Minorities More Likely Than Whites To Seek Aggressive End-of-Life Care, Studies Find
The Washington Post on Monday examined how blacks and other minorities are more likely than whites to "want, and get, more aggressive care as death nears and are less likely to use hospice and palliative care services to ease their suffering." According to a preliminary analysis of an ongoing Harvard University study funded by the National Cancer Institute that will involve 800 terminally ill cancer patients in Massachusetts, Texas, Connecticut, New Hampshire and New York, black participants were two to three times as likely as white participants to seek all possible measures to prolong their lives. The analysis also found that about half of black participants would seek measures to prolong their lives, regardless of whether they had only a few days to live -- about three times the rate among white participants. A second study -- led by Leslie Blackhall, an expert on end-of-life issues at the University of Virginia -- that involved 800 elderly patients in a Los Angeles hospital found black participants were twice as likely as white participants to want their lives prolonged in end-of-life situations, such as an irreversible coma.
Explanations
According to the Post, part of the explanation for the discrepancy is socioeconomic, as "people with higher income and more access to treatment are about twice as likely to feel comfortable with withdrawing care as those of more modest means." In addition, part of the explanation is that "doctors do not communicate as well with patients from different backgrounds," an issue that in some cases prevents "minorities -- especially the poor and less educated for whom English may be a second language -- from fully understanding how sick they are, what more treatment would achieve, and what hospice or palliative care could do," the Post reports.

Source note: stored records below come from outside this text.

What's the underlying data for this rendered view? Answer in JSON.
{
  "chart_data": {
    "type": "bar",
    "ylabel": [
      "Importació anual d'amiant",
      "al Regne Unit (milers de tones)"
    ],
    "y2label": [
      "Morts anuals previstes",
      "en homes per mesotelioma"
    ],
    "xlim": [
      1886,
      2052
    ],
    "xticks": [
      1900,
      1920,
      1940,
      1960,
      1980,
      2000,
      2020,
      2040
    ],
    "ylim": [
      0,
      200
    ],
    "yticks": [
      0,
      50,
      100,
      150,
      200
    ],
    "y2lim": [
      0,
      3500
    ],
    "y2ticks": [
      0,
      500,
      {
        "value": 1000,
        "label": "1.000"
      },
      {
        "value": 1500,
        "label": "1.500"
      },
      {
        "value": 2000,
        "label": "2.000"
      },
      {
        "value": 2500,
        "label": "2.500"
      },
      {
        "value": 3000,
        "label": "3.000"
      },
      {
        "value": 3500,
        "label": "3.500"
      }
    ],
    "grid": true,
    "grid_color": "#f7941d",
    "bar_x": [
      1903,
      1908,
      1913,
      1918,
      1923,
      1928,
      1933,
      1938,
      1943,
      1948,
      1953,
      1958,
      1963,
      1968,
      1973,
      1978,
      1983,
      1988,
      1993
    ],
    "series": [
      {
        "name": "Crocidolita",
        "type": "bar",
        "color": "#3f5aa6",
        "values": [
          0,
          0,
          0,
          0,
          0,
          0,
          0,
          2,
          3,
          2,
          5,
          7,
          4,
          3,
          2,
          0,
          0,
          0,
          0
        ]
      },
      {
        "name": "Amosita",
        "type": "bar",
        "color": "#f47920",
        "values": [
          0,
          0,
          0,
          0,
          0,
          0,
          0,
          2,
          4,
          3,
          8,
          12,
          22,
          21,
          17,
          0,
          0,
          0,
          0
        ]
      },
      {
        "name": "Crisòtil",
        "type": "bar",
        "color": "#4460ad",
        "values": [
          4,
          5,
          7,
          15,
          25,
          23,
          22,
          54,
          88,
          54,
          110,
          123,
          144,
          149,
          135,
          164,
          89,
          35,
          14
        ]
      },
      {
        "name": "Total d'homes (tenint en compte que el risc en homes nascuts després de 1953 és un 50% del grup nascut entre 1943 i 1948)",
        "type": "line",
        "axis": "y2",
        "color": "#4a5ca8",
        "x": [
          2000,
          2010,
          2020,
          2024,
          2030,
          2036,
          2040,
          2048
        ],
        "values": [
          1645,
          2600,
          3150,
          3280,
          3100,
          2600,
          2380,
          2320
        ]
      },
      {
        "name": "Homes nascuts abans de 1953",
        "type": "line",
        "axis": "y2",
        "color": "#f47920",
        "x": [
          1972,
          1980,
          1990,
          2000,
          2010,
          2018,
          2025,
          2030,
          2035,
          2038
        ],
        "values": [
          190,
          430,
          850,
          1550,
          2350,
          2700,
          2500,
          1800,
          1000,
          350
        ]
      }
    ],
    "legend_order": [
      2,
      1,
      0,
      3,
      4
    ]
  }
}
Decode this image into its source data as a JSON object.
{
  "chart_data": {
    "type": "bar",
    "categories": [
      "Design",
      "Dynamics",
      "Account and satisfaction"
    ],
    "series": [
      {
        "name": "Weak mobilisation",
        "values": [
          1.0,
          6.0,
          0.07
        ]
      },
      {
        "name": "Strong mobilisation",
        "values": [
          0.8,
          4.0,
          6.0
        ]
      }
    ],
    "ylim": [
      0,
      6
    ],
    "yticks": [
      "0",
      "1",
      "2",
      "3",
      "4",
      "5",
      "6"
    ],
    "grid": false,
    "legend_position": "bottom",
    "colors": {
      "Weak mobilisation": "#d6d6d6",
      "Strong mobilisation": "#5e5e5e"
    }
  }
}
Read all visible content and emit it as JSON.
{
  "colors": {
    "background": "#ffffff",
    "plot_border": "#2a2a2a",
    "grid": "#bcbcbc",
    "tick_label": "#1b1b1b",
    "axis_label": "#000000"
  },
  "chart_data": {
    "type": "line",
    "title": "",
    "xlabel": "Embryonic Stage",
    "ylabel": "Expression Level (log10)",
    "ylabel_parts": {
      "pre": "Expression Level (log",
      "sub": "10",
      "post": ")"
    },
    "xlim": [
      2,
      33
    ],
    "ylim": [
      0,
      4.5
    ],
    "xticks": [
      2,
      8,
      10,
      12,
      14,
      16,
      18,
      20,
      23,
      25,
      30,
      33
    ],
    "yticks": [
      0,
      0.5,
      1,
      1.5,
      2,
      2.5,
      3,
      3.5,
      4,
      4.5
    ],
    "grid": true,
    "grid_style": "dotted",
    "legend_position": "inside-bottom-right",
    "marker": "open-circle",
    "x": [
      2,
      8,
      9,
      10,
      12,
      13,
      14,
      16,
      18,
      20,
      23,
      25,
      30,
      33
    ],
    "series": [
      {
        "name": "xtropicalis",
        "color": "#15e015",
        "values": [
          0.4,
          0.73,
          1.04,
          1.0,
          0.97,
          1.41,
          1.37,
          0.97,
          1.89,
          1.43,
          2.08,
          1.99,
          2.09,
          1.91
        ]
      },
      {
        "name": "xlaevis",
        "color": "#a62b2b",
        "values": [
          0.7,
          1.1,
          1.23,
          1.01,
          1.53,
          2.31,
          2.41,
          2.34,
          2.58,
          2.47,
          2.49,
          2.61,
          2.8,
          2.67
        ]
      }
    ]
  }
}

Religion, which "tends to play a particularly important role for minorities," also "appears to be a key factor," the Post reports. A Harvard study published last month that involved 230 patients found religious participants were more likely to seek measures to prolong their lives in end-of-life situations. Richard Payne, who administers the Institute of Care at the End of Life at Duke University, said, "I think we need to be very attentive to suffering in our patients and do everything we can to help minimize and ameliorate it." He added, "African-Americans and other minorities are at greater risk of not dying well." LaVera Crawley, a Stanford University bioethicist, said, "Not everybody buys into the mainstream image of a 'good death.'" She added, "They don't necessarily want to go peacefully into the night" (Stein, Washington Post, 3/12).